Necesitamos, por tanto, repensar los contenidos y las formas. Este es un reto mayúsculo. Pasar del esquema actual a uno más pertinente implica retos técnicos, legales, laborales, financieros y políticos. Con una visión de largo plazo: llegar hasta el aula de una manera sustentable puede tomar una década o más.

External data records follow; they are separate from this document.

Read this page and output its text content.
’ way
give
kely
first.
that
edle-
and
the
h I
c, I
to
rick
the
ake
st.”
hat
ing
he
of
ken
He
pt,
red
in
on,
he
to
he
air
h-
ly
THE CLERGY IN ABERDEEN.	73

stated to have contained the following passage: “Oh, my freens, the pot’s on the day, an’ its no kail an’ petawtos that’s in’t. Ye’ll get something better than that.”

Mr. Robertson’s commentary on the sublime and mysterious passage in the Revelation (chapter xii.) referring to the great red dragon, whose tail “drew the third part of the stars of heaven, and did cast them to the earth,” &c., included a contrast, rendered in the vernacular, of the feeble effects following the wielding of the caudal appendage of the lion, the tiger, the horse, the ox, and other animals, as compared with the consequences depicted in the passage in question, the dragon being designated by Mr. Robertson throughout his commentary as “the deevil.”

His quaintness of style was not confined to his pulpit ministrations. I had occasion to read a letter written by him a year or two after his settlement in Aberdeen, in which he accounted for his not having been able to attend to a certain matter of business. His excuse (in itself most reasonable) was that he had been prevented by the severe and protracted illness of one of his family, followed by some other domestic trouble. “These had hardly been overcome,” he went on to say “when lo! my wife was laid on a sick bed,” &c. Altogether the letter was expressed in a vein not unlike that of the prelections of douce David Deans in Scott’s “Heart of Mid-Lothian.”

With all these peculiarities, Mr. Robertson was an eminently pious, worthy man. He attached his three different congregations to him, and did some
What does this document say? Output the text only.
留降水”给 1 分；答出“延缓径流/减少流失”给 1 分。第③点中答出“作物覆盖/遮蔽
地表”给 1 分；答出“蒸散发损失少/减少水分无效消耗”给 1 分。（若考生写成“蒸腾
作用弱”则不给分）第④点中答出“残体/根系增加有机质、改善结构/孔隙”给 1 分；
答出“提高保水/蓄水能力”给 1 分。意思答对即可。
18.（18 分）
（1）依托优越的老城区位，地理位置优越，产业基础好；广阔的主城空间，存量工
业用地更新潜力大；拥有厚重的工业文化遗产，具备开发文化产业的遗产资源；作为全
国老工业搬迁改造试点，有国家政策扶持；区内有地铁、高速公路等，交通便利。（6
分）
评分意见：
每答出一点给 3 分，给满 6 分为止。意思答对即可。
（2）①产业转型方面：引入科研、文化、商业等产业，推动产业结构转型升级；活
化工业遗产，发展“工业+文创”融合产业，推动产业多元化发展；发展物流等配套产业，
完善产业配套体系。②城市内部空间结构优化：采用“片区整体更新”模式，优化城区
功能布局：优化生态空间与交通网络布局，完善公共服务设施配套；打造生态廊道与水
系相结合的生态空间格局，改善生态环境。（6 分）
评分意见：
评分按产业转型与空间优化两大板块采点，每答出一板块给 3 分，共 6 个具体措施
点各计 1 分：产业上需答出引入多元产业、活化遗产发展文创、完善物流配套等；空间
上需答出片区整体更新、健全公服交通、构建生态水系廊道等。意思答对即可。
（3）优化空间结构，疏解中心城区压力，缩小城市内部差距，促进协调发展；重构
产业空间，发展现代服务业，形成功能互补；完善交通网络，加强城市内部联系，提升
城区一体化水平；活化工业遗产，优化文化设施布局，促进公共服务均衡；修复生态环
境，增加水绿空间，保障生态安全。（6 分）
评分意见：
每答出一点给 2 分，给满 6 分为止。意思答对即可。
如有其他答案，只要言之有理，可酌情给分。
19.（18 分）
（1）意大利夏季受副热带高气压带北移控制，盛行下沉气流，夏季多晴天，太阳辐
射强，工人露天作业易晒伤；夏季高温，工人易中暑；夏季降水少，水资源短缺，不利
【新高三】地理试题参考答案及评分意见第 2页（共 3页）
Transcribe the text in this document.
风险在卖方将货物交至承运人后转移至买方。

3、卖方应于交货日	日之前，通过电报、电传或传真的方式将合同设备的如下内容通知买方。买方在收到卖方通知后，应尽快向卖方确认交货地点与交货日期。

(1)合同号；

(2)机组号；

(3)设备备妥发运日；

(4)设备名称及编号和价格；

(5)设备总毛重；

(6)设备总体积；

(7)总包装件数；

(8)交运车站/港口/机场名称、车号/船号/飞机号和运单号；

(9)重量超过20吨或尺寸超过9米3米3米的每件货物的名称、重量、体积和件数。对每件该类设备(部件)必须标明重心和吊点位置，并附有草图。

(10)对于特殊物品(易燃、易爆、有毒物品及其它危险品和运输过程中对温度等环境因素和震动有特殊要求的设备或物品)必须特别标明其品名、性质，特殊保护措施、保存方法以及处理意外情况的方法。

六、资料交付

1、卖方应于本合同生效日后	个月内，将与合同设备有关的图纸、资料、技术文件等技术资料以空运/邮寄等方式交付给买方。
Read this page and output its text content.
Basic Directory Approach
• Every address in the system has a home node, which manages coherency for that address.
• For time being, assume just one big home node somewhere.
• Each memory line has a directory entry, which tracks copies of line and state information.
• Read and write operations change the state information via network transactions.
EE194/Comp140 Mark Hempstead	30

Hay que definir nuevos contenidos; reorientar los métodos para enseñarlos; elaborar libros y herramientas de apoyo; redefinir criterios de evaluación, acreditación y certificación; capacitar docentes en servicio; reformular planes y programas de las escuelas formadoras de nuevos maestros; reestructurar instituciones y presupuestos. Y todo ello suponiendo que estas acciones cuentan con los respaldos necesarios de familias, docentes y grupos políticos. Las últimas reformas han pretendido cumplirse en dos o tres años, y no es de extrañar que hayan redundado en cambios más bien marginales.
Tiempos extras
Cambios en 15 estados. Como ocurre siempre, muchos buenos equipos y funcionarios quedarán fuera para dar paso a nuevas personas. Las autoridades que inician su gestión necesitan entender que deben adaptar y complementar las acciones federales, y no limitarse a operarlas. Esa es la razón de ser del federalismo, que debe expresarse aun cuando la política educativa se ha centralizado. Aquellos estados con un gobierno del mismo partido que la federación, tienen la responsabilidad de aportar casos de éxito en la implementación de la Nueva Escuela Mexicana y la revaloración magisterial.